In 2021, Gulati A et al.^[4] carried out a metacentric, randomized, controlled Phase III study to assess the effectiveness of CQ as a resuscitative agent in patients with hypovolemic shock from trauma or gastroenteritis, who had a systolic BP ≤90 mm Hg and blood lactate levels ≥2 mmol/L. Their study showed that patients who were administered CQ (0.01 mg/kg in 100 mL normal saline) required lesser vasopressor support in the first 48 h of resuscitation showed an improved systolic BP, pulse pressure, and stroke volume and also had an improved 28-day mortality with better multiorgan dysfunction scores in comparison to those patients with a normal saline infusion. Following such studies, CQ was approved to treat hypovolemic shock in India. A phase III investigational new drug application has been approved by the United States Food and Drug Administration for a trial on 430 patients.^[10] CQ may also reduce the requirement of fluids and blood products which can play a key role in reducing the duration of ventilator support, thereby reducing the overall length of ICU and hospital stay.^[8]

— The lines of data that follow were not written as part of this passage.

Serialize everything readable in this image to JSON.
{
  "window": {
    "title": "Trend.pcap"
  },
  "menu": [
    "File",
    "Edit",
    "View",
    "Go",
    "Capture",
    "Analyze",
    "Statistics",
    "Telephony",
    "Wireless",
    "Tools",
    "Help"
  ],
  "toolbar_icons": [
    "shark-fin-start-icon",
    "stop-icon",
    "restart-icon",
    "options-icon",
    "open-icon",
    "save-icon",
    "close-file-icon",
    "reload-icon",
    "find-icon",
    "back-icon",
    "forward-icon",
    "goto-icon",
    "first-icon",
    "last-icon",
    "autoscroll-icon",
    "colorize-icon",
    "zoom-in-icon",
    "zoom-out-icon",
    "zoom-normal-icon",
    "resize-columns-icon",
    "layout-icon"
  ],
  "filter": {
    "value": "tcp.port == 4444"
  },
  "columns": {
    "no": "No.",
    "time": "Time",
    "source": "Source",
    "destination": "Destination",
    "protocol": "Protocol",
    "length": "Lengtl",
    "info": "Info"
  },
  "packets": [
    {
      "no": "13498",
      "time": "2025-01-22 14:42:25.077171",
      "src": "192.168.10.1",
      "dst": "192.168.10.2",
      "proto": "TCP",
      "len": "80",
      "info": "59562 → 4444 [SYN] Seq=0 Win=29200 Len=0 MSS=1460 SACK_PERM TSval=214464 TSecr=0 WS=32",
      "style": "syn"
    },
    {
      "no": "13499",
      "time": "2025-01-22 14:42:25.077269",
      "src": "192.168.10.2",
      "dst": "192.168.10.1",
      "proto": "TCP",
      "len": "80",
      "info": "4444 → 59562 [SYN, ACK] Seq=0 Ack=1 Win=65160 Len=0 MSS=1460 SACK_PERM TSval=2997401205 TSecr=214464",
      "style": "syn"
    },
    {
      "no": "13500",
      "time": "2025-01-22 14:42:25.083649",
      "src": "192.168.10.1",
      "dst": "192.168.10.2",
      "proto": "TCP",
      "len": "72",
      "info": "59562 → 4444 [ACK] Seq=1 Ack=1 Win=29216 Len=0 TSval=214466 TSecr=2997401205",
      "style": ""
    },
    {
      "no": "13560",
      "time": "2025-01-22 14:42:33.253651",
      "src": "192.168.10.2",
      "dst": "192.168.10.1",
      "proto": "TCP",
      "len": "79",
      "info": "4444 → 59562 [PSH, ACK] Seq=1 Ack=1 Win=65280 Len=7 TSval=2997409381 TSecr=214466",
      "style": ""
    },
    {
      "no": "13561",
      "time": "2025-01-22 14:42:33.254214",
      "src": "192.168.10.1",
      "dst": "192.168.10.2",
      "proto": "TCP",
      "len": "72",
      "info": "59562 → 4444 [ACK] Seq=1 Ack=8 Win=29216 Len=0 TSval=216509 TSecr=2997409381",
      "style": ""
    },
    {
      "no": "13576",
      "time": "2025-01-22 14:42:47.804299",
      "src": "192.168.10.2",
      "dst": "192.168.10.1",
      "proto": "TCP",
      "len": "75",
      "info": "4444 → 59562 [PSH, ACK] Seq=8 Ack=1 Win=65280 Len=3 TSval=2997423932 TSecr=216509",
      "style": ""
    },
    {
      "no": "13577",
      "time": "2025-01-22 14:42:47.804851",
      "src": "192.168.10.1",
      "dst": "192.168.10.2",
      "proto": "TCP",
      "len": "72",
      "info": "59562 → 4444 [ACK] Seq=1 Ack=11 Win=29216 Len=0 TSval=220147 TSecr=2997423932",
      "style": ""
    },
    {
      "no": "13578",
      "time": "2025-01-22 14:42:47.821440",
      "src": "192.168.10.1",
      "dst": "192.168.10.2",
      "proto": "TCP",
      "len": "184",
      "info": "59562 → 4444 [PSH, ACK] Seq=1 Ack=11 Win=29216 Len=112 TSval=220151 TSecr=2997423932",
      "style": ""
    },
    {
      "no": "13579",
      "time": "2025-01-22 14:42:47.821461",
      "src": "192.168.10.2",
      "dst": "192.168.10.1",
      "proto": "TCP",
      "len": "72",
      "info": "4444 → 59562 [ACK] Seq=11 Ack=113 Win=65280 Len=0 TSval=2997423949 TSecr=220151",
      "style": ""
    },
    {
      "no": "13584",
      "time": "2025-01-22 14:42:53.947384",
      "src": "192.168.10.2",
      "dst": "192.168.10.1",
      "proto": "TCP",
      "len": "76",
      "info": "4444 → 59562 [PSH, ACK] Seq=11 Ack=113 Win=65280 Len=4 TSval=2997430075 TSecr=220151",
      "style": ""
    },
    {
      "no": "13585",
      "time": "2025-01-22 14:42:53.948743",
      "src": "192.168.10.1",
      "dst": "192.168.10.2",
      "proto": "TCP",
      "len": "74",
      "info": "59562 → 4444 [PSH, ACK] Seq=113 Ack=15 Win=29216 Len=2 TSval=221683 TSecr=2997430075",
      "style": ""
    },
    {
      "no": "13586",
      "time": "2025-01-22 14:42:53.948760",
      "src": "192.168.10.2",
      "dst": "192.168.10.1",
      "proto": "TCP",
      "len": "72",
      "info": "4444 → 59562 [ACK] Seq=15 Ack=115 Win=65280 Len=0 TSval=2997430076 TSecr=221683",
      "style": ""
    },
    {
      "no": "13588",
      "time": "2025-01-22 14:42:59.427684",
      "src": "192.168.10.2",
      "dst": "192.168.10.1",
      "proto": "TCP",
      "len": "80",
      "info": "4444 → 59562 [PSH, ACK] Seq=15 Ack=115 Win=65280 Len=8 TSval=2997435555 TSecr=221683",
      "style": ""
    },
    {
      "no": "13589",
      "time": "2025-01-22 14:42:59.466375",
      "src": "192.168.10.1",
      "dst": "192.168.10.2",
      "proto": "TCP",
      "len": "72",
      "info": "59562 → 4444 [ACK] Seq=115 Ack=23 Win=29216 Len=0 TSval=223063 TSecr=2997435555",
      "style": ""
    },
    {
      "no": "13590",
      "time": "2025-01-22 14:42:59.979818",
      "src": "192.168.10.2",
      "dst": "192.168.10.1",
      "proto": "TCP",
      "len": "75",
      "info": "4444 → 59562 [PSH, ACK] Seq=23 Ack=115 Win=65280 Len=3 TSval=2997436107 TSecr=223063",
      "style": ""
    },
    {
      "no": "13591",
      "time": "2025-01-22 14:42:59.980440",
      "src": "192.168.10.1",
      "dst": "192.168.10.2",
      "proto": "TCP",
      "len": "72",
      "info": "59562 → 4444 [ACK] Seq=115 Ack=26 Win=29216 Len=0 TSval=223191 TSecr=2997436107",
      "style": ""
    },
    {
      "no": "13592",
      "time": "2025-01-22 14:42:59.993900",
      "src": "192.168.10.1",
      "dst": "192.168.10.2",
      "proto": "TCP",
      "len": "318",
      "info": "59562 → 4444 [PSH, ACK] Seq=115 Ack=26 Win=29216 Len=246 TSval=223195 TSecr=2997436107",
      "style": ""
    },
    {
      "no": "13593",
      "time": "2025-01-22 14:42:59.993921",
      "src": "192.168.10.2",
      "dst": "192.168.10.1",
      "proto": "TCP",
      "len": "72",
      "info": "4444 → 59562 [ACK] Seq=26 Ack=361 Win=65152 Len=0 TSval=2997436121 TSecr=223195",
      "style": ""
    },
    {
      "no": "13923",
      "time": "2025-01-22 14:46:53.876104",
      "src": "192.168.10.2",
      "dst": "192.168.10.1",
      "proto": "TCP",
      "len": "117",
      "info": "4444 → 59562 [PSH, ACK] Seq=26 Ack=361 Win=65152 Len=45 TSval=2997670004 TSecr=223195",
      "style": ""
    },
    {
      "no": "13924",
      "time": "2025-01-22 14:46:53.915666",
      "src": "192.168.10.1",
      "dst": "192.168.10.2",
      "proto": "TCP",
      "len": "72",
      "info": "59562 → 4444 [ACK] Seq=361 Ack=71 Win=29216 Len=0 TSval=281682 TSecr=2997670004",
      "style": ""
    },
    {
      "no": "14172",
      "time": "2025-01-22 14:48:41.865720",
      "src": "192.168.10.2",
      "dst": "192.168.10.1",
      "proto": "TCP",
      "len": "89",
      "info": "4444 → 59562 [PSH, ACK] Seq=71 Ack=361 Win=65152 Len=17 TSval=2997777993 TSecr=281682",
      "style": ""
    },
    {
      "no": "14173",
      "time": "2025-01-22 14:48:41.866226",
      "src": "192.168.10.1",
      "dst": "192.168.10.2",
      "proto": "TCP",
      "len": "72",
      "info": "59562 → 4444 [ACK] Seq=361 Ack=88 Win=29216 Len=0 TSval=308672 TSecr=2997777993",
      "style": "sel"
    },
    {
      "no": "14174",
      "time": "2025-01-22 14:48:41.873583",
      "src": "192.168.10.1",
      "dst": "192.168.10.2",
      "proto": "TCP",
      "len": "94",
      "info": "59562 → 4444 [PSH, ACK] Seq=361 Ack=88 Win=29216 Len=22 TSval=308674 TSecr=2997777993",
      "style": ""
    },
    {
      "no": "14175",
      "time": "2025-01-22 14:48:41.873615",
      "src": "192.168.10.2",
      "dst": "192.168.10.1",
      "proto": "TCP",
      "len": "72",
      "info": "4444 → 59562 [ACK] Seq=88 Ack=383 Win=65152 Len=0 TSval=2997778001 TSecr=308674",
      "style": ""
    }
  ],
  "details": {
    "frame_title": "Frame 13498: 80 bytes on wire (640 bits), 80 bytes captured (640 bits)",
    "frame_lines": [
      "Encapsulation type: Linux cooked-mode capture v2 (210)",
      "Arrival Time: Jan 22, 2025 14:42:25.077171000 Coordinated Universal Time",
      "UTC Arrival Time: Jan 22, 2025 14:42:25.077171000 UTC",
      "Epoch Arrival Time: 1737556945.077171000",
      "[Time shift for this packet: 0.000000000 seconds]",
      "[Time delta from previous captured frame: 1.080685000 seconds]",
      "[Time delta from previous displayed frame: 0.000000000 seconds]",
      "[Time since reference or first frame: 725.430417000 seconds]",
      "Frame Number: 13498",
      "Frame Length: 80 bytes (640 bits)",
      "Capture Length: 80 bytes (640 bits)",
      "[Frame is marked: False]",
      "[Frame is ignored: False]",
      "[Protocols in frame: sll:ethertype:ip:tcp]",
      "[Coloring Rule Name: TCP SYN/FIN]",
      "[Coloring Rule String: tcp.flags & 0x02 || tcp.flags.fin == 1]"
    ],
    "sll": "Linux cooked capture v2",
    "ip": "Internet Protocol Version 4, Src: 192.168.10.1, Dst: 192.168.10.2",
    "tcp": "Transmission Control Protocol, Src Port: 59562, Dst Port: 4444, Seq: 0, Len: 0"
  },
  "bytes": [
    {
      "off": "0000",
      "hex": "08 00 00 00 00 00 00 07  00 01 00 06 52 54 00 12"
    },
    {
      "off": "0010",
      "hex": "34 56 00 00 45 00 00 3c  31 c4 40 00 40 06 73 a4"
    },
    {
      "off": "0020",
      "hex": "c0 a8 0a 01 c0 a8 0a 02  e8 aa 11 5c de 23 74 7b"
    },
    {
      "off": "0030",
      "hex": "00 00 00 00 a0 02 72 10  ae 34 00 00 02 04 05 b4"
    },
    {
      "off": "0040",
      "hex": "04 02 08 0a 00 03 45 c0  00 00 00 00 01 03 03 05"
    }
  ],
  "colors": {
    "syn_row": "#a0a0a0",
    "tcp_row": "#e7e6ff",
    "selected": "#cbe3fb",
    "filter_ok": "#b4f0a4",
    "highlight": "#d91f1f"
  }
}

CQ may also reduce the requirement of fluids and blood products which can play a key role in reducing the duration of ventilator support, thereby reducing the overall duration of ICU and hospital stay. Therefore, it may be cost effective as compared to cost of multiple blood products and intravenous fluid administration and its consequences on clinical outcome. As it is available in India, now, there is an ever-growing need to explore the benefits of this drug more.

Potential areas for future research

1. Can CQ be given immediately after resuscitation with fluid and blood products or should we wait for vasopressors and inotropes to work?

2. Can the CQ dose be repeated if a patient does not respond to the first?

3. Can a CQ be used in postoperative bleeding complications?

4. Can CQ be used in cases with intra-operative hemorrhagic shock?

5. Can CQ be given as soon as the patient is received in the ER in hemorrhagic shock?

6. Scope of CQ in hemorrhagic complications of different organ dysfunctions like decompensated chronic liver disease with bleeding esophageal varices.

7. The use of CQ in bleeding is related to different invasive procedure complications.

8. Role of CQ in infectious disease-related hemorrhagic states like bleeding in dengue with hemorrhagic complications.

9. Role of CQ in hemorrhagic shock due to anticoagulation overdose with bleeding.

10. Role of CQ in DIC – at which stage it can be useful?

11. Role of CQ in central nervous system hemorrhagic states such as traumatic brain injury or intracranial hemorrhage.

12. Role of CQ in post-operative coagulopathy/hemorrhagic shock such as post-coronary bypass grafting, valvular, or aortic surgeries.

13. Role of CQ in disseminated intravascular coagulation.

14. Role of CQ in post-partum hemorrhage.

15. Role in ENT bleeds.

16. Role in solid organ malignancy and tumor-related bleeding or hemorrhagic shock.

17. Long-term outcomes such as its use and length of ICU stay, overall operative and non-operative mortality, and delayed adverse effects in non-identical etiologies.